DriftWorld — World Model Framework for Robot Manipulation
Overview
DriftWorld is a world model framework that predicts the next visual state of a robot manipulation scene given the current image and action. It implements four generative architectures — VAE, DDPM, Flow Matching, and Drifting Models — on a shared DiT backbone, enabling fair comparison under identical conditions. The goal is to find efficient world models suitable for real-time model-based planning in robotics.
Architecture
All four models share the same pipeline and backbone, differing only in the generative mechanism:
Image (256×256) → [Frozen SD-VAE Encoder] → z (4×32×32)
│
┌─────────────────┴─────────────────┐
│ World Model f(z_t, a_t, r_t) │
│ │
│ Shared DiT-S/2 backbone (~33M) │
│ + AdaLN-Zero conditioning │
│ │
│ Variants: │
│ • VAE (1-step, blurry) │
│ • DDPM (50-step DDIM) │
│ • Flow Match (5-step Euler) │
│ • Drifting (1-step, WIP) │
└─────────────────┬─────────────────┘
│
ẑ_{t+1} + r̂_{t+1}
│
[Frozen SD-VAE Decoder] → Image (256×256)
Inputs: current image latent z_t, 7D relative action a_t, 15D proprioception r_t
Outputs: predicted next image latent ẑ_{t+1}, predicted next proprioception r̂_{t+1}
Results
Autoregressive Rollout Comparison
Given the first frame and a sequence of 64 expert actions (push_blue_block_left), each world model autoregressively predicts the next 64 frames.
| Training set — Columns: GT | CALVIN Sim | VAE | Flow(5) | DDPM(50) |

| Validation set (unseen data) — Columns: GT | VAE | Flow(5) | DDPM(50) | DDPM(100) |

DDPM collapses to noise on unseen data.
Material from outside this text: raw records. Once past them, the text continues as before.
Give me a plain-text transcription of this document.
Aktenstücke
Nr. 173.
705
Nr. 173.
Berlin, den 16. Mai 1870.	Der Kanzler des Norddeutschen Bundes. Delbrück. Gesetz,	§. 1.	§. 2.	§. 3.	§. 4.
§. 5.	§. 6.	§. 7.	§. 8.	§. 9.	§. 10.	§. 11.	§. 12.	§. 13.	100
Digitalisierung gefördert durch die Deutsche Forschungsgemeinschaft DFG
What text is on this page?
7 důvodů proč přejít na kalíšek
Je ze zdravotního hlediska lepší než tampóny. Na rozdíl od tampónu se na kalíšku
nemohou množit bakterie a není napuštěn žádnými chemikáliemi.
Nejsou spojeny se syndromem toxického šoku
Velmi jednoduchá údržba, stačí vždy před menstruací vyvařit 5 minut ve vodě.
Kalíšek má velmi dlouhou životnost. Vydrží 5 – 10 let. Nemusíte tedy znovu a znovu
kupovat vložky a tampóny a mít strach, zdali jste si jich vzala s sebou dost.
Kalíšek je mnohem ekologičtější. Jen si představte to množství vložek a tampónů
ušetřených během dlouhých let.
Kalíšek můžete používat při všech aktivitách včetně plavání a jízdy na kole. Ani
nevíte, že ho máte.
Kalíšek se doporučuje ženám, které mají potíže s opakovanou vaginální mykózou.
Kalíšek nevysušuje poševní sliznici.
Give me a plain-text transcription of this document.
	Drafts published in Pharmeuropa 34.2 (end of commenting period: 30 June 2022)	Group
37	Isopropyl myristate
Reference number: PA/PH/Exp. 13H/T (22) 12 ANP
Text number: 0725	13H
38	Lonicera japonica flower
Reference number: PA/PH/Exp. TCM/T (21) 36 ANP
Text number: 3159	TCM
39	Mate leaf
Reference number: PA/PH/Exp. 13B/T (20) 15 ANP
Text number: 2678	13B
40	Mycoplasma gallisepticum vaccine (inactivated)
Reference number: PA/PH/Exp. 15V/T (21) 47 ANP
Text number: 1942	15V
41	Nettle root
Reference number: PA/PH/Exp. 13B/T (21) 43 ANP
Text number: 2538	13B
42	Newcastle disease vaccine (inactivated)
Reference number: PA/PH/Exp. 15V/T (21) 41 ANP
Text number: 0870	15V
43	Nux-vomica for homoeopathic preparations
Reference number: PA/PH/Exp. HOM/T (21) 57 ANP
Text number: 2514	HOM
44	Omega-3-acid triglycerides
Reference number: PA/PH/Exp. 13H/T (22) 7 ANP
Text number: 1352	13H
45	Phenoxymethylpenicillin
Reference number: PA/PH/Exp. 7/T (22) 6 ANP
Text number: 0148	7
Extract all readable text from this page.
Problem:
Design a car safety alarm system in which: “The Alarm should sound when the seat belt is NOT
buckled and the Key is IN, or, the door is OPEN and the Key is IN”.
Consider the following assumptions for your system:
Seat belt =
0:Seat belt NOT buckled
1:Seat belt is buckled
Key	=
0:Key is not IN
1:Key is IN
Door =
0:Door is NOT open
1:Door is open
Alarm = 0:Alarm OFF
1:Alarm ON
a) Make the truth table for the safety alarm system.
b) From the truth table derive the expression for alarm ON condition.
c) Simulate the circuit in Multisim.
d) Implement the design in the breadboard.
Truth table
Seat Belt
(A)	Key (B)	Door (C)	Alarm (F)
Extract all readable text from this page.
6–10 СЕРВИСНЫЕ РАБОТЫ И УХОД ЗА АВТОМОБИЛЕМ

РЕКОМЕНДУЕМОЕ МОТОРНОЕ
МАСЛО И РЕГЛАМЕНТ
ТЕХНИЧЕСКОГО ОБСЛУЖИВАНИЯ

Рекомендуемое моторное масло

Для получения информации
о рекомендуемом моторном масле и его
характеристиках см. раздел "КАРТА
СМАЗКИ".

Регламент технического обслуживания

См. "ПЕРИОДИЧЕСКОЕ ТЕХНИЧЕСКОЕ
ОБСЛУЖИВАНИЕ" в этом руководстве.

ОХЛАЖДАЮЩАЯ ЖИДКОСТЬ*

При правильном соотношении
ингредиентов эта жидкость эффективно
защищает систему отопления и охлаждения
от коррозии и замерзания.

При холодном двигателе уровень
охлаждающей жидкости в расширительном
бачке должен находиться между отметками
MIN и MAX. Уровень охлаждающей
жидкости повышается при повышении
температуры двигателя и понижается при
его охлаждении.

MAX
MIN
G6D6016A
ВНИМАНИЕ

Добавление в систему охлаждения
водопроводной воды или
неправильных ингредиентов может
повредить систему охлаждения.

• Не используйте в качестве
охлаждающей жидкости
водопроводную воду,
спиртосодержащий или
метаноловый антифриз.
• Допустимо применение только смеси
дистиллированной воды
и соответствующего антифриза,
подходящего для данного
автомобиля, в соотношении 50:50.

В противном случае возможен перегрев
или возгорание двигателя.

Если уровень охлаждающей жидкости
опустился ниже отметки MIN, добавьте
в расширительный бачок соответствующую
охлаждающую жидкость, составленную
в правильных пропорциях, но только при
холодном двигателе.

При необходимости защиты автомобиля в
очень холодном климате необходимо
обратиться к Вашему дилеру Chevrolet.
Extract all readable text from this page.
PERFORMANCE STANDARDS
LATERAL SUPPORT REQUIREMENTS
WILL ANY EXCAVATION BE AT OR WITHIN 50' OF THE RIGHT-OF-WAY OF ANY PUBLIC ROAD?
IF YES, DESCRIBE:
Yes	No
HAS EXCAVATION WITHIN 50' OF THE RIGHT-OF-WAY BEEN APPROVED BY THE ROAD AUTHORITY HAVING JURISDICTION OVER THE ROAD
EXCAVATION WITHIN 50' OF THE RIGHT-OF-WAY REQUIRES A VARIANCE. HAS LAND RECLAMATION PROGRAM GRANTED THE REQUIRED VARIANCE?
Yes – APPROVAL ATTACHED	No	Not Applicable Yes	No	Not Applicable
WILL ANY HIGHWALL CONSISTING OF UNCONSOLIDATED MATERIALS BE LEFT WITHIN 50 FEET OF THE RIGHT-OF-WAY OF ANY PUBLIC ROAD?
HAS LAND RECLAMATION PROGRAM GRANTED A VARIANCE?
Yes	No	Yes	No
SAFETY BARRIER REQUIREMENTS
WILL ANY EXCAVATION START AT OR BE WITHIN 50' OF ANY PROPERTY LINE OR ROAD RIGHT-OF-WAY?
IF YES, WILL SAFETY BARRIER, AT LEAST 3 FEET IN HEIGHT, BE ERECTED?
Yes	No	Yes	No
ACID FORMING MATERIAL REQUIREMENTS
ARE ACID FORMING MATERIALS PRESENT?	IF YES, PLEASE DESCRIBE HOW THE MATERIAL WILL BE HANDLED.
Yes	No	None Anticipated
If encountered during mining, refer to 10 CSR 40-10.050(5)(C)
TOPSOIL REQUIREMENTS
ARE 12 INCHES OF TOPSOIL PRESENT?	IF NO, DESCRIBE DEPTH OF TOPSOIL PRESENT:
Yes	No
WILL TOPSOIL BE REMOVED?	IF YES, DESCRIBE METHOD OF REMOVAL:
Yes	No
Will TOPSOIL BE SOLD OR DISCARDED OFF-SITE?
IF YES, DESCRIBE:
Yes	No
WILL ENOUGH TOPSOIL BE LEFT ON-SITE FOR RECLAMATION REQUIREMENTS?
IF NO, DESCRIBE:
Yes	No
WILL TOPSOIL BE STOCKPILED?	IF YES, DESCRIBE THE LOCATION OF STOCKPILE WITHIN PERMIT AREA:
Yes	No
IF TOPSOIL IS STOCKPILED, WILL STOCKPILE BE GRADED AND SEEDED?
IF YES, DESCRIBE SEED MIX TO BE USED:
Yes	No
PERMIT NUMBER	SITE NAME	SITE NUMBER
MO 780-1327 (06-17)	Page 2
Only VAE and Flow Matching survive 64-step autoregressive rollout.
Key Findings
| Model | Training Rollout | Validation Rollout | Overall |
|---|---|---|---|
| VAE | Stable, blurry | Stable, blurry | Best stability, worst sharpness |
| Flow(5) | Stable, sharp | Stable, sharp | Best overall |
| DDPM(50) | Stable | Collapsed to noise | Overfits, unsuitable for rollouts |
| Drifting | Mode collapsed | N/A | WIP |
DDIM Denoising Step Sweep
Single-step reconstruction quality as a function of denoising steps. During this analysis, I discovered a critical clip_sample bug in the DDIM scheduler — SD-VAE latents range [-3.5, 3.2], not [-1, 1], so the default clipping was destroying latent values. After the fix, 5 DDIM steps achieves SSIM 0.976, nearly identical to 250 steps.

Flow Matching Step Sweep
Autoregressive rollout quality as a function of Euler integration steps. Counterintuitively, more steps decreases rollout quality — each step introduces small errors that compound autoregressively. 5 Euler steps is optimal (avg SSIM 0.892 over 64-step rollout).

Technical Details
- Backbone: DiT-S/2 with AdaLN-Zero conditioning, ~33M parameters
- Dataset: CALVIN task_D_D (single-environment robot manipulation)
- Training: 200K steps per model, AdamW, OneCycleLR, FP16 mixed precision
- Latent space: Frozen Stable Diffusion VAE (256×256 → 4×32×32)
- Metrics: SSIM, LPIPS (AlexNet), Pixel MSE, Latent MSE
- Infrastructure: Hydra configs, W&B logging, uv for dependency management
Current Status
Flow Matching at 5 Euler steps is the clear winner for autoregressive rollouts, combining sharp predictions with stable multi-step propagation. The Drifting Model currently suffers from mode collapse and requires architectural changes (residual connections, batch-level drifting field). PPO policy training in the learned world model is underway, with preliminary infrastructure for training and evaluating policies in CALVIN simulation.